At the state level, the same hypocrisy rules. In Albany, this fall, more than 100 groups fought for relief for 175,000 immigrant excluded workers. They watched as the “can’t afford it” state decided instead to fork out $600 million to subsidize a sports stadium owned by an upstate billionaire. Governor Hochul and Adams are also proposing billions in tax breaks for Penn Station redevelopment to benefit their donors at mega-realtor Vornado Realty.

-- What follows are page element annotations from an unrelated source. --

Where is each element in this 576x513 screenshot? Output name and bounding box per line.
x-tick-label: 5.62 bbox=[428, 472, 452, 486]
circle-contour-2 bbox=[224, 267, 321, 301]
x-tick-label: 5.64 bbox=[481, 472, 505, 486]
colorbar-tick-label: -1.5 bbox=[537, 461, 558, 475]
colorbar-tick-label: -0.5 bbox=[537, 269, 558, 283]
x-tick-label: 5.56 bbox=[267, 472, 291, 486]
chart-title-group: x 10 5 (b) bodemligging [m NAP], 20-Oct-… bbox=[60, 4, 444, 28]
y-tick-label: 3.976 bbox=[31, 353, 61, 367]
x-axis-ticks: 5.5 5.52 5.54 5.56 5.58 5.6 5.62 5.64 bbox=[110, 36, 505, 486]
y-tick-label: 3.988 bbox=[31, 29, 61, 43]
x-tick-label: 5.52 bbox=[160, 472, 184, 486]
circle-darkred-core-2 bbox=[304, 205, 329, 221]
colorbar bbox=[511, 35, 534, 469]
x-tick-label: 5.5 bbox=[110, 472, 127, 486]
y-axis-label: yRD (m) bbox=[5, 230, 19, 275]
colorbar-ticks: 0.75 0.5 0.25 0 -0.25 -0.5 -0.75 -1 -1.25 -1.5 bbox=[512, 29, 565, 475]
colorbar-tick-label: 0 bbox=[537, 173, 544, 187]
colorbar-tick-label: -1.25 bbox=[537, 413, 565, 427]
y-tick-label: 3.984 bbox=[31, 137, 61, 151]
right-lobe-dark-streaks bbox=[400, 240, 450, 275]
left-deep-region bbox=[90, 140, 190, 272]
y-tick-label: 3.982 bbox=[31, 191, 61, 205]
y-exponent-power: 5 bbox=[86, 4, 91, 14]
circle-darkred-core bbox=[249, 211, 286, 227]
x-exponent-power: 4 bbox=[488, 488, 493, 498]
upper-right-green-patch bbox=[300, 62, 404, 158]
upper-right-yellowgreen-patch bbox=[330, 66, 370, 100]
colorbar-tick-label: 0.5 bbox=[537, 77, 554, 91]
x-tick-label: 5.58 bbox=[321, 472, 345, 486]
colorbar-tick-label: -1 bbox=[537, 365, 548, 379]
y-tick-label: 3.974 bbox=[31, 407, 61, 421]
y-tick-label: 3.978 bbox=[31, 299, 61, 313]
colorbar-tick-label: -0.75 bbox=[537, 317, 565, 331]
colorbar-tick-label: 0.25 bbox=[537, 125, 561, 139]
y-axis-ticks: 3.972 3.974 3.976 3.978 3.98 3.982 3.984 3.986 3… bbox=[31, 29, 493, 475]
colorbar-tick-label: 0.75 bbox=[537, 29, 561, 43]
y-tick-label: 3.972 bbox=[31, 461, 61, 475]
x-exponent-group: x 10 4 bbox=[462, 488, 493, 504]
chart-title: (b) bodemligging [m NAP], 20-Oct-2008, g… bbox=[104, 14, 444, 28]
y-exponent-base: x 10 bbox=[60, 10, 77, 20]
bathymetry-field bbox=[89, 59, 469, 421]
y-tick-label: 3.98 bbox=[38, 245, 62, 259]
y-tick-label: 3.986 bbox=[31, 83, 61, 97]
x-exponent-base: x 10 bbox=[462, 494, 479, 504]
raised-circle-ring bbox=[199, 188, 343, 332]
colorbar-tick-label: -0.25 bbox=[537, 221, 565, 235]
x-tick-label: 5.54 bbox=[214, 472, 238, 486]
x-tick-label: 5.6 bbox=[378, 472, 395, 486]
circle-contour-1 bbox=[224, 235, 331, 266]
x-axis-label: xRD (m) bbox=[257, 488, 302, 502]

Immigrant justice groups and other grassroots advocates are expected to accept zero-sum austerity: competing for an artificially limited pot of funding. Or rather what’s left in the pot after the government pays for militarized cops and subsidies for big real estate and interest to the banks. (Almost half of NYC’s $100 billion budget goes to servicing debt.) Battle by battle, organizers struggle to pry scarce social services out of a stingy government, or plead for funding from donors, foundations, and charities.

It doesn’t have to be that way. Tapping the vast wealth and income of the super-rich to meet the needs of New York’s working-class people is pivotal to social justice, including immigrant justice. Self-serving oligarchs, demanding deference and special treatment, are robbing our future from us moment by moment. When we take back what they are stealing from us, it will be obvious that we “can afford” a just, thriving society–one where migrants are not an “emergency,” but welcome new neighbors.

WHAT CAN WE DO?
  • Join with coalitions fighting to tax the rich, like #OccupyTheHamptons and #TaxtheRich.
  • Demand that your public officials do something about income inequality, instead of just talking about it.